UN ECOSISTEMA VIVENTE NEL CUORE DEL SALENTO
DOVE ARCHITETTURA, NATURA E TEMPO CONVIVONO IN EQUILIBRIO
Progettata per integrarsi con l’ambiente, l’architettura di Montekore segue un approccio minimale. Materiali naturali, tonalità morbide e spazi aperti creano un dialogo continuo tra interno ed esterno.
Nulla è imposto. Tutto è intenzionale.
Montekore non nasce come destinazione, ma come sistema vivente. Un luogo dove la natura non è decorazione, ma guida. Dove l’architettura segue il ritmo della terra.
Ogni elemento esiste in relazione: luce, materia, silenzio, crescita.
Qui il tempo si dilata. Le giornate scorrono senza urgenza, guidate dalla luce, dalla natura e dalla presenza. Montekore invita a tornare all’essenziale: osservare, rallentare, riconnettersi.
Lasciare andare il superfluo. Restare in ciò che è.
Circondato da vegetazione mediterranea e orizzonti aperti, Montekore nasce dalla terra che lo accoglie. Piante autoctone, cicli stagionali e biodiversità definiscono uno spazio in continua evoluzione.
Il paesaggio non è uno sfondo. È il centro.
Farina e pasta nascono da un processo semplice, guidato dalla terra e dal tempo. Solo materia, cura, attesa. Il grano segue i suoi cicli naturali. Viene lavorato con rispetto, senza accelerazioni. La pasta trattiene struttura, profumo, memoria.
Ogni prodotto è un ritorno all’origine. Non è solo cibo. È relazione.
DOVE LA TERRA RESPIRA E IL TEMPO RITROVA IL SUO RITMO
Nel cuore del Salento, Montekore nasce da un incontro. Una terra aspra, luminosa. Segnata dal sole, attraversata dal tempo. Ferita, ma viva. Da qui prende forma una scelta. Restituire equilibrio. Ritrovare armonia.
Montekore nasce da un gesto semplice. Ristabilire una relazione. Tra uomo e natura. Ogni scelta segue il ritmo delle stagioni. Ogni azione rispetta ciò che cresce.
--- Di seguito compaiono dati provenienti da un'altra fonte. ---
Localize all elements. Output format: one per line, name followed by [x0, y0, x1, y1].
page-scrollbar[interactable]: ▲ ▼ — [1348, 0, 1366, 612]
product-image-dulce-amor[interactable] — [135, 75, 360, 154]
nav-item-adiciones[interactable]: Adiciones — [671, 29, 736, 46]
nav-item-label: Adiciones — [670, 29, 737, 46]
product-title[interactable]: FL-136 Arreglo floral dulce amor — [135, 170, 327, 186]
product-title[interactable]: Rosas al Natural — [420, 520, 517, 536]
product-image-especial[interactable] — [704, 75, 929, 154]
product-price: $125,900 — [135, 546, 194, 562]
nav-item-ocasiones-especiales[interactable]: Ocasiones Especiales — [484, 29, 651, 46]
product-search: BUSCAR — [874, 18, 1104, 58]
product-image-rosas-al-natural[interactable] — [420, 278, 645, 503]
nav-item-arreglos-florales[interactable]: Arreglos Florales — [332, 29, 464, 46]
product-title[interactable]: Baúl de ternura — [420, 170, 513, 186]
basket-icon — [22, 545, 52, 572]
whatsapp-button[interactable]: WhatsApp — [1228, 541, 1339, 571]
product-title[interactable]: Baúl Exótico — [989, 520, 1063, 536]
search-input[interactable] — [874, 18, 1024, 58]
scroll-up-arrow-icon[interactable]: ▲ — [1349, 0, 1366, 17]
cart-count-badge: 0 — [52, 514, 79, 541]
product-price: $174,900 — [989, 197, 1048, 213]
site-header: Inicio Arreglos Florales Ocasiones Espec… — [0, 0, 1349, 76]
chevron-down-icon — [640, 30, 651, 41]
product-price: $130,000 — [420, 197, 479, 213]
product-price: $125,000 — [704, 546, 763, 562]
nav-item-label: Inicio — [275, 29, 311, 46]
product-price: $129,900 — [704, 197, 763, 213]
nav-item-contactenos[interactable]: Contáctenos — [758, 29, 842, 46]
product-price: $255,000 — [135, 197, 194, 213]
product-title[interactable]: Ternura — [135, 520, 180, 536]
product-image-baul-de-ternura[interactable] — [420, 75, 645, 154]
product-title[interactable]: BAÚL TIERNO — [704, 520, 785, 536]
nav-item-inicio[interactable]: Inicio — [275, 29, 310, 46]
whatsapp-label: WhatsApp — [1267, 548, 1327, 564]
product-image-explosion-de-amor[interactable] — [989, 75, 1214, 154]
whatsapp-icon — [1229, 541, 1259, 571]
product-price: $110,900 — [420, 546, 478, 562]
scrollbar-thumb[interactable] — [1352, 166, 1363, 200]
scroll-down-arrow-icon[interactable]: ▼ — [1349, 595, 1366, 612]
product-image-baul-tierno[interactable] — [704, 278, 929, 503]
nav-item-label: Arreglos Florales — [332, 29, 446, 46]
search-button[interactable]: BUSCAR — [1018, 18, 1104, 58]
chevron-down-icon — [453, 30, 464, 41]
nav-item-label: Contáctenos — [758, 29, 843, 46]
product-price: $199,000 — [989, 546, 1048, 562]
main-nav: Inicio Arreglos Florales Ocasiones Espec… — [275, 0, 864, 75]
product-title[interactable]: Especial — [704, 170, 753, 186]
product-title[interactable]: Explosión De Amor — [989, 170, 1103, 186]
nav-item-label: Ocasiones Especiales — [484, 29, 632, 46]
La terra non viene guidata. Viene ascoltata. Architettura e paesaggio convivono senza separazioni.
Abitare diventa presenza. Un modo di stare, non di occupare.
Tutto inizia da una terra dimenticata. Selvaggia. Fragile. Ancora capace di raccontare. Da qui, un percorso lento. Fatto di cura, attesa, trasformazione. Gli spazi tornano a vivere. La natura riprende il suo spazio. Montekore non cambia il luogo. Lo accompagna.
Una rinascita silenziosa. Radicata nel tempo.
Ogni gesto nasce da un principio. Proteggere la terra. Custodire la biodiversità. Coltivare senza forzare. Seguire i cicli, non accelerarli. La tradizione resta viva nei dettagli. Nei gesti quotidiani. Nella memoria che continua. Il cibo, la terra, il tempo. Tutto è connesso.
Un equilibrio fragile. Da rispettare.
ILLUSTRAZIONE DI © FLORA RABITTI | PENNARELLO SU CARTA – 60 × 84 CM
HAI TROVATO IL GATTO?
La tenuta prende forma attraverso il gesto lento della mano. Segno dopo segno, emerge un paesaggio vivo. Percorsi, alberi, spazi. Ogni elemento trova il suo posto. Non è una mappa. È una visione. Un modo per entrare nel luogo, prima ancora di attraversarlo.
Un invito a osservare meglio.
TERRA VIVA
Nel cuore del Salento, l’orto nasce come estensione naturale del paesaggio. Non è produzione. È relazione. La terra viene ascoltata, seguita nei suoi cicli. Stagioni, acqua, sole. Ogni elemento trova il suo tempo. Coltivare significa prendersi cura, rispettare il ritmo lento della crescita e lasciare che la natura guidi.
L’orto restituisce ciò che serve. Senza eccessi. Con autenticità.